The bottom of the bay is mostly covered with communities of sea-flowering plants and habitats extremely rich on animal life and very important for the reproduction of many fish species.

 

SALT LAKE “MIR”

Lake “Mir” is located in the south-western part of the Nature Park Telašćica. The lake is situated in a narrow area of land between the bay Telašćica and the open sea. After the last Ice Age the sea level rose to approximately 120 meters when the karsts depression met the sea, which it penetrates through numerous underground cracks, particularly numerous on the north side. The sources of the sea are easy to recognize during the tide. The length of the lake is approximately 900 m and it is of 300 m. The maximum depth is 6 m. The lake is salty because its underground channels are connected with the sea. Salinity of the lake is generally higher than the surrounding sea due to evaporation and restrictedness of the lake. In the lake Mir very small changes in water levels have been found since the cracks which connect the lake with the sea area are of low porosity. On the south-eastern part of the lake, the sea tends to spill over into the lake during storms. The shores of the lake are mostly low and rocky, with numerous depressions, while only in the extreme north-western part less accumulation of sand may be perceived.The lake bottom in shallow areas is rocky and in deeper it is covered with clay and on a part of south-east it is covered with fine grey silt (curative mud).

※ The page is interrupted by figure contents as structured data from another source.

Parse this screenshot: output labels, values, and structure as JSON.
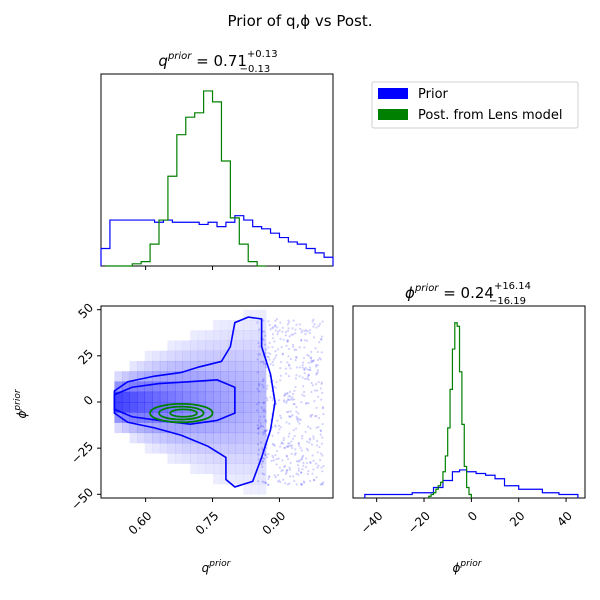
{
  "figure": {
    "title": "Prior of q,ϕ vs Post."
  },
  "panels": {
    "q_title": {
      "prefix": "q",
      "sup": "prior",
      "eq": " = 0.71",
      "plus": "+0.13",
      "minus": "−0.13"
    },
    "phi_title": {
      "prefix": "ϕ",
      "sup": "prior",
      "eq": " = 0.24",
      "plus": "+16.14",
      "minus": "−16.19"
    },
    "xlabel_q": {
      "base": "q",
      "sup": "prior"
    },
    "xlabel_phi": {
      "base": "ϕ",
      "sup": "prior"
    },
    "ylabel_phi": {
      "base": "ϕ",
      "sup": "prior"
    }
  },
  "legend": {
    "items": [
      {
        "label": "Prior",
        "color": "#0000ff"
      },
      {
        "label": "Post. from Lens model",
        "color": "#008000"
      }
    ]
  },
  "colors": {
    "prior": "#0000ff",
    "post": "#008000"
  },
  "chart_data": [
    {
      "type": "histogram",
      "panel": "q marginal",
      "xlim": [
        0.5,
        1.02
      ],
      "bin_width": 0.02,
      "x_ticks": [
        0.6,
        0.75,
        0.9
      ],
      "series": [
        {
          "name": "Prior",
          "color": "#0000ff",
          "bin_start": 0.5,
          "values": [
            0.08,
            0.21,
            0.21,
            0.21,
            0.21,
            0.21,
            0.2,
            0.21,
            0.2,
            0.2,
            0.2,
            0.19,
            0.2,
            0.18,
            0.2,
            0.23,
            0.21,
            0.18,
            0.17,
            0.15,
            0.13,
            0.11,
            0.1,
            0.08,
            0.06,
            0.04
          ]
        },
        {
          "name": "Post. from Lens model",
          "color": "#008000",
          "bin_start": 0.51,
          "values": [
            0,
            0,
            0,
            0.01,
            0.02,
            0.1,
            0.21,
            0.41,
            0.6,
            0.68,
            0.7,
            0.8,
            0.75,
            0.48,
            0.22,
            0.1,
            0.02,
            0
          ]
        }
      ]
    },
    {
      "type": "histogram",
      "panel": "phi marginal",
      "xlim": [
        -50,
        48
      ],
      "x_ticks": [
        -40,
        -20,
        0,
        20,
        40
      ],
      "series": [
        {
          "name": "Prior",
          "color": "#0000ff",
          "edges": [
            -45,
            -35,
            -25,
            -16,
            -12,
            -8,
            -5,
            -2,
            2,
            6,
            10,
            14,
            20,
            30,
            37,
            45
          ],
          "values": [
            0.02,
            0.02,
            0.03,
            0.06,
            0.1,
            0.15,
            0.16,
            0.15,
            0.14,
            0.13,
            0.11,
            0.07,
            0.05,
            0.03,
            0.02
          ]
        },
        {
          "name": "Post. from Lens model",
          "color": "#008000",
          "bin_start": -18,
          "bin_width": 1,
          "values": [
            0.01,
            0.02,
            0.03,
            0.05,
            0.07,
            0.09,
            0.15,
            0.24,
            0.4,
            0.62,
            0.85,
            1.0,
            0.98,
            0.72,
            0.42,
            0.18,
            0.06,
            0.02
          ]
        }
      ]
    },
    {
      "type": "scatter_contour_2d",
      "panel": "q vs phi",
      "xlim": [
        0.5,
        1.02
      ],
      "ylim": [
        -52,
        52
      ],
      "x_ticks": [
        0.6,
        0.75,
        0.9
      ],
      "y_ticks": [
        -50,
        -25,
        0,
        25,
        50
      ],
      "prior_scatter": {
        "x_range": [
          0.85,
          1.0
        ],
        "y_range": [
          -45,
          45
        ]
      },
      "prior_outer_contour": [
        [
          0.53,
          -6
        ],
        [
          0.53,
          6
        ],
        [
          0.56,
          11
        ],
        [
          0.62,
          14
        ],
        [
          0.68,
          16
        ],
        [
          0.72,
          19
        ],
        [
          0.77,
          22
        ],
        [
          0.79,
          30
        ],
        [
          0.8,
          43
        ],
        [
          0.83,
          46
        ],
        [
          0.86,
          45
        ],
        [
          0.86,
          30
        ],
        [
          0.88,
          15
        ],
        [
          0.89,
          0
        ],
        [
          0.88,
          -15
        ],
        [
          0.86,
          -30
        ],
        [
          0.84,
          -43
        ],
        [
          0.8,
          -46
        ],
        [
          0.78,
          -42
        ],
        [
          0.78,
          -30
        ],
        [
          0.74,
          -24
        ],
        [
          0.68,
          -18
        ],
        [
          0.62,
          -14
        ],
        [
          0.56,
          -11
        ]
      ],
      "prior_inner_contour": [
        [
          0.53,
          -4
        ],
        [
          0.53,
          4
        ],
        [
          0.57,
          8
        ],
        [
          0.63,
          10
        ],
        [
          0.7,
          11
        ],
        [
          0.76,
          12
        ],
        [
          0.8,
          8
        ],
        [
          0.8,
          -6
        ],
        [
          0.76,
          -10
        ],
        [
          0.7,
          -12
        ],
        [
          0.63,
          -10
        ],
        [
          0.57,
          -8
        ]
      ],
      "post_contours": [
        {
          "center": [
            0.68,
            -6
          ],
          "rx": 0.07,
          "ry": 5
        },
        {
          "center": [
            0.68,
            -6
          ],
          "rx": 0.05,
          "ry": 3.5
        },
        {
          "center": [
            0.685,
            -6
          ],
          "rx": 0.03,
          "ry": 2
        }
      ]
    }
  ]
}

Temperature amplitudes of the lake are very prominent (in summer to 33 º C and winter to 5 º C). Because of that, the lake is warmer than the coastal sea in the summer and colder in winter due to the shallowness of the lake. The salinity of the lake is over average due to evaporation. These extreme conditions are the cause of biological poverty of the lake. Apart from the plankton, there are only a few species of marine organisms. These include: algae, goby, mullets, sea-bass, several species of shellfish, snails, crabs and a special type of eel (called “kajman” or “bižat” by the locals) which can grow up to 3 kg.